DESEMPENHO CLÍNICO DE IMPLANTES CURTOS VERSUS IMPLANTES ZIGOMÁTICOS EM PACIENTES COM REABSORÇÃO ÓSSEA SEVERA
DOI:
https://doi.org/10.36557/2674-8169.2026v8n4p681-694Palavras-chave:
Implantes dentários; Implantes curtos; Implantes zigomáticos; Maxila atrófica; Reabsorção óssea; Reabilitação oral.Resumo
A reabsorção óssea severa da maxila representa um desafio significativo para a implantodontia, especialmente em pacientes edêntulos de longa data, nos quais a perda óssea vertical e horizontal limita a instalação de implantes convencionais. Nesse contexto, os implantes curtos e os implantes zigomáticos surgem como alternativas terapêuticas previsíveis para reabilitação de maxilas atróficas, apresentando diferenças quanto à invasividade cirúrgica, estabilidade biomecânica e perfil de complicações.
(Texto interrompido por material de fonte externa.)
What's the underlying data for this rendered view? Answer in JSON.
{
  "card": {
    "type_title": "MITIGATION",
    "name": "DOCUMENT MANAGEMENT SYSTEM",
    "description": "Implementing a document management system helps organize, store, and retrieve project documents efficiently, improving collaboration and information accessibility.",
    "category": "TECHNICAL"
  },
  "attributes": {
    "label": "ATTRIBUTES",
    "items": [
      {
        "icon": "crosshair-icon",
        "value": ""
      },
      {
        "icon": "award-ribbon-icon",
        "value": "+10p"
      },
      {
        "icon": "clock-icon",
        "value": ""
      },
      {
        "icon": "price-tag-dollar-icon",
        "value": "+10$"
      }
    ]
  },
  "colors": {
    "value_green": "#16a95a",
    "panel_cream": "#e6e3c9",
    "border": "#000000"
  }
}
O objetivo deste estudo foi analisar comparativamente o desempenho clínico dos implantes curtos e dos implantes zigomáticos em pacientes com reabsorção óssea severa, considerando taxas de sobrevivência, estabilidade óssea, morbidade cirúrgica, complicações e previsibilidade funcional. Trata-se de uma revisão de literatura baseada na análise de estudos clínicos, revisões sistemáticas e pesquisas comparativas publicadas recentemente sobre o tema. A literatura demonstra que implantes curtos apresentam elevada taxa de sobrevivência, menor morbidade cirúrgica e menor tempo operatório, sendo indicados principalmente quando há altura óssea remanescente suficiente. Por outro lado, implantes zigomáticos apresentam alta previsibilidade em atrofias severas, permitindo carga imediata e reabilitação rápida, porém com maior complexidade cirúrgica e risco de complicações sinusais. Os resultados indicam que ambas as técnicas apresentam desempenho clínico favorável quando corretamente indicadas, não havendo superioridade absoluta entre elas. Conclui-se que a escolha entre implantes curtos e zigomáticos deve ser individualizada, considerando condições anatômicas, risco cirúrgico e objetivos reabilitadores, visando maior previsibilidade clínica e longevidade do tratamento.